В ином случае я бы ответил, огрызнулся, ввязался в драку. Но я смотрел в черноту между покосившимся домом и закрытой курильней. И не мог сделать ни шагу. Факелы не светили в этой стороне, у поворота. А я все равно ее видел.
Старое бледное лицо без глаз. Старуха в черном балахоне. Она преследовала меня даже здесь, в неделях пути от Крига.
– Нет, – шепнул я. – Нет-нет…
Так не бывает. Не должно быть.
Я помнил, как вышел на улицу трезвым. Три раза я ущипнул себя у запястья левой. Тщетно. Старуха не исчезала: зависла над землей, чернее ночи, и улыбалась. Я стиснул зубы и как следует ударил себя по лицу со всей силы, от души.
– А-ау, – промычал я и потер щеку рукой. Получилось даже слишком.
– Скоро, скорее. – Из тьмы показалась ладонь. А вернее, белые кости. Фаланги. Если что и могло держать их там вместе, то только непроглядная тьма, первобытный мрак. – Спеши!
На улице все стихло. Я не знал, как долго мы стояли вот так, друг напротив друга, и сделал ли я шаг навстречу. Люди пропали, будто растворились, рухнули под землю, не оставив и следа.
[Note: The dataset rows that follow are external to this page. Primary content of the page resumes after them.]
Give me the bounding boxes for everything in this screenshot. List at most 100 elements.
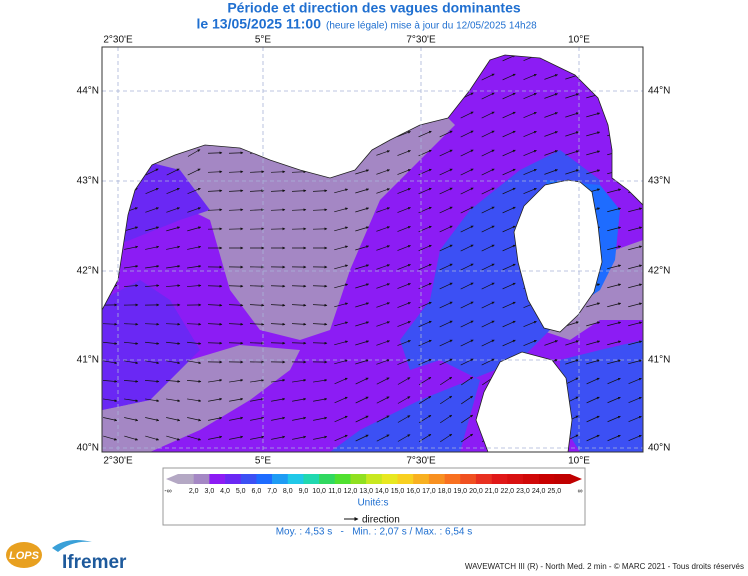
direction-arrow bbox=[397, 434, 411, 442]
colorbar-swatch bbox=[287, 474, 304, 484]
lon-label: 7°30'E bbox=[406, 35, 436, 46]
direction-arrow bbox=[565, 377, 579, 385]
direction-arrow bbox=[207, 303, 223, 307]
direction-arrow bbox=[291, 284, 307, 288]
direction-arrow bbox=[586, 131, 601, 137]
direction-arrow bbox=[628, 377, 642, 385]
direction-arrow bbox=[228, 303, 244, 307]
direction-arrow bbox=[586, 359, 601, 365]
direction-arrow bbox=[460, 339, 474, 347]
direction-arrow bbox=[355, 283, 370, 289]
direction-arrow bbox=[166, 435, 181, 441]
direction-arrow bbox=[187, 435, 202, 441]
direction-arrow bbox=[502, 130, 516, 138]
colorbar-label: 21,0 bbox=[485, 488, 499, 495]
direction-arrow bbox=[397, 150, 411, 156]
direction-arrow bbox=[628, 283, 643, 289]
direction-arrow bbox=[187, 207, 201, 213]
direction-arrow bbox=[228, 322, 244, 326]
direction-arrow bbox=[250, 435, 265, 440]
direction-arrow bbox=[461, 433, 474, 443]
direction-arrow bbox=[397, 131, 411, 137]
colorbar-label: 17,0 bbox=[422, 488, 436, 495]
direction-arrow bbox=[186, 284, 202, 288]
direction-arrow bbox=[439, 414, 453, 424]
logo-ifremer-text: Ifremer bbox=[62, 552, 127, 573]
lat-label: 43°N bbox=[648, 176, 670, 187]
direction-arrow bbox=[376, 396, 390, 404]
colorbar-label: 15,0 bbox=[391, 488, 405, 495]
colorbar-swatch bbox=[319, 474, 336, 484]
direction-arrow bbox=[187, 149, 201, 157]
direction-arrow bbox=[502, 168, 516, 176]
direction-arrow bbox=[481, 92, 495, 100]
colorbar-label: 8,0 bbox=[283, 488, 293, 495]
direction-arrow bbox=[460, 225, 474, 233]
direction-arrow bbox=[461, 395, 474, 405]
direction-arrow bbox=[376, 359, 390, 365]
direction-arrow bbox=[376, 226, 390, 232]
direction-arrow bbox=[481, 73, 495, 81]
direction-arrow bbox=[502, 339, 516, 347]
direction-arrow bbox=[124, 245, 139, 250]
colorbar-swatch bbox=[538, 474, 555, 484]
direction-arrow bbox=[249, 189, 265, 193]
direction-arrow bbox=[249, 284, 265, 288]
map-area bbox=[102, 47, 643, 452]
colorbar-label: 20,0 bbox=[469, 488, 483, 495]
direction-arrow bbox=[124, 435, 139, 441]
direction-arrow bbox=[102, 322, 118, 326]
colorbar-swatch bbox=[350, 474, 367, 484]
direction-arrow bbox=[123, 379, 139, 383]
direction-arrow bbox=[145, 226, 160, 232]
direction-arrow bbox=[628, 359, 643, 365]
direction-arrow bbox=[355, 226, 370, 232]
direction-arrow bbox=[229, 378, 244, 383]
colorbar-label: 12,0 bbox=[344, 488, 358, 495]
direction-arrow bbox=[607, 396, 621, 404]
direction-arrow bbox=[103, 435, 118, 441]
direction-arrow bbox=[207, 189, 223, 193]
logo-lops-text: LOPS bbox=[9, 550, 40, 562]
direction-arrow bbox=[355, 377, 369, 385]
direction-arrow bbox=[355, 396, 369, 404]
direction-arrow bbox=[628, 207, 643, 213]
direction-arrow bbox=[586, 396, 600, 404]
lat-label: 41°N bbox=[77, 355, 99, 366]
direction-arrow bbox=[103, 360, 118, 365]
direction-arrow bbox=[145, 398, 160, 403]
direction-arrow bbox=[586, 112, 601, 118]
direction-arrow bbox=[502, 73, 516, 81]
direction-arrow bbox=[270, 170, 286, 174]
direction-arrow bbox=[187, 226, 202, 232]
logo-ifremer: Ifremer bbox=[52, 540, 127, 573]
direction-arrow bbox=[376, 264, 390, 270]
direction-arrow bbox=[312, 303, 328, 307]
direction-arrow bbox=[291, 341, 307, 345]
direction-arrow bbox=[481, 168, 495, 176]
direction-arrow bbox=[565, 112, 580, 118]
direction-arrow bbox=[145, 264, 160, 269]
direction-arrow bbox=[439, 206, 453, 214]
direction-arrow bbox=[271, 416, 286, 421]
direction-arrow bbox=[544, 169, 558, 175]
lat-label: 44°N bbox=[77, 86, 99, 97]
direction-arrow bbox=[313, 397, 328, 402]
direction-arrow bbox=[376, 150, 390, 156]
direction-arrow bbox=[144, 379, 160, 383]
direction-arrow bbox=[607, 377, 621, 385]
colorbar: -∞ 2,0 3,0 4,0 5,0 6,0 7,0 8,0 9,0 10,0 11,0 12,0 13… bbox=[164, 474, 583, 495]
colorbar-label: 2,0 bbox=[189, 488, 199, 495]
colorbar-label: 14,0 bbox=[375, 488, 389, 495]
map-frame bbox=[101, 46, 644, 453]
direction-arrow bbox=[187, 341, 202, 345]
direction-arrow bbox=[544, 340, 558, 346]
direction-arrow bbox=[628, 340, 643, 346]
direction-arrow bbox=[502, 301, 516, 309]
direction-arrow bbox=[312, 322, 328, 326]
direction-arrow bbox=[187, 245, 202, 250]
direction-arrow bbox=[249, 341, 265, 345]
direction-arrow bbox=[460, 301, 474, 309]
direction-arrow bbox=[186, 379, 202, 383]
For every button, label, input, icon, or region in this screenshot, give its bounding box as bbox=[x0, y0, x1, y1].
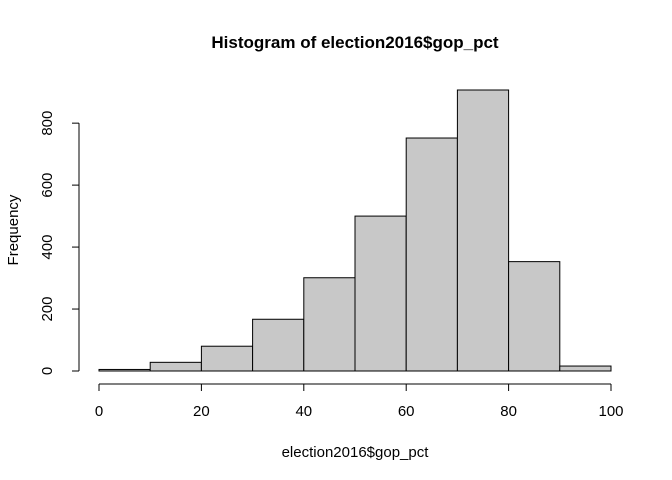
y-axis-label: Frequency bbox=[5, 194, 22, 265]
x-tick-label: 100 bbox=[598, 403, 623, 420]
histogram-bar-10-20 bbox=[149, 361, 202, 372]
x-tick-label: 80 bbox=[500, 403, 517, 420]
histogram-bar-80-90 bbox=[508, 261, 561, 372]
y-tick-label: 600 bbox=[39, 173, 56, 198]
histogram-bar-30-40 bbox=[252, 318, 305, 372]
histogram-bar-90-100 bbox=[559, 365, 612, 372]
histogram-bar-70-80 bbox=[456, 89, 510, 372]
x-tick-label: 20 bbox=[193, 403, 210, 420]
histogram-bar-20-30 bbox=[200, 345, 254, 372]
y-tick-label: 200 bbox=[39, 297, 56, 322]
histogram-bar-0-10 bbox=[98, 368, 151, 372]
histogram-bars bbox=[98, 89, 612, 372]
x-tick-label: 0 bbox=[95, 403, 103, 420]
x-tick-label: 60 bbox=[398, 403, 415, 420]
y-tick-label: 800 bbox=[39, 111, 56, 136]
y-tick-label: 400 bbox=[39, 235, 56, 260]
y-axis: 0 200 400 600 800 bbox=[39, 111, 80, 375]
histogram-bar-60-70 bbox=[405, 137, 458, 372]
histogram-bar-40-50 bbox=[303, 277, 356, 372]
x-axis: 0 20 40 60 80 100 bbox=[95, 383, 624, 420]
y-tick-label: 0 bbox=[39, 367, 56, 375]
x-axis-label: election2016$gop_pct bbox=[282, 444, 430, 461]
x-tick-label: 40 bbox=[295, 403, 312, 420]
histogram-bar-50-60 bbox=[354, 215, 407, 372]
chart-title: Histogram of election2016$gop_pct bbox=[211, 33, 499, 52]
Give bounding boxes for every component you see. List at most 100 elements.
В городе стоял запах сырости, горелого тряпья. Скорой неотвратимой беды. Хуже, чем все то, что я повидал до этого. Огни замерли, за ними остановился танец теней. Вся жизнь утекала из города. Дерево, которое станет черным. Щепки. Хохот и хруст, колода. Топор мясника разделяет позвонки. Люди, которые скоро станут вещами, брошенными на щебне. Серые, сами как щебень. Под моими ногами.
– Во имя твое, – прошептала старуха и улыбнулась.
Я не помнил, как нашел силы отвернуться. Как побежал. Как и обо что содрал ладони, когда оказался у городских ворот. Солдаты озирались, провожали взглядом, окликали.
– Эй, парень, там че – пожар? – захохотал кто-то мне вслед.
Он-то не видел ничего хуже долбаного пожара.
Постоялый двор у ворот, узкая тропинка между закрытой лавкой и нужником, широкий проход у сторожки, храп гвардейцев, смех куртизанок. Грязь под ногами, подмерзшая воснийская трава, следы от подков. И никакого чертового щебня.
Я отдышался, опершись спиной на стену. Легкие мерзли от осеннего воздуха, сердце колотилось, побитые ребра снова ныли. А значит, я не спал и был все еще жив.
Неплохо для начала.
Обернувшись, я не увидел никакой старухи, костей или черной мглы. Огонь факелов освещал ночь. У питейной матерились солдаты.
– Дьявол, – произнес я тихо-тихо. Возможно, это именно он и был. Может, в Воснии и дьявол – женщина.
Вот тут-то мне и захотелось страшно напиться. Я залез в кошелек на поясе, перебрал монеты, вздохнул. Негусто. Это меня так обчистили или я потерял счет? Скорее второе. Все-таки ласка и хороший ужин у дикарей стоят дороже.
Похоже, мой приятель и капрал куда лучше приспособились к Воснии. Я отправился к конюшне, намереваясь забрать еще пять серебряков. Мой новый дар алтарю пьянства. Никакой экономии у меня не выйдет с такими делами.
У конюшни никого не было.
– Эй, Васко? – я спросил темноту. Может, ублюдок просто решил отлить и вовсе не бросил наши пожитки без присмотра в ночи, в пригороде, где шляется всякий сброд…
Тишина, если не считать хора голосов у забегаловки по ту сторону стены.
– Васко, твою мать!
В конюшне что-то стукнуло и упало на землю. Зазвенели монеты, зачавкала грязь – кто-то побежал к выходу. Кто-то в два раза меньше или легче, чем любой братец с низин. Я ринулся навстречу, вытягивая керчетту на ходу.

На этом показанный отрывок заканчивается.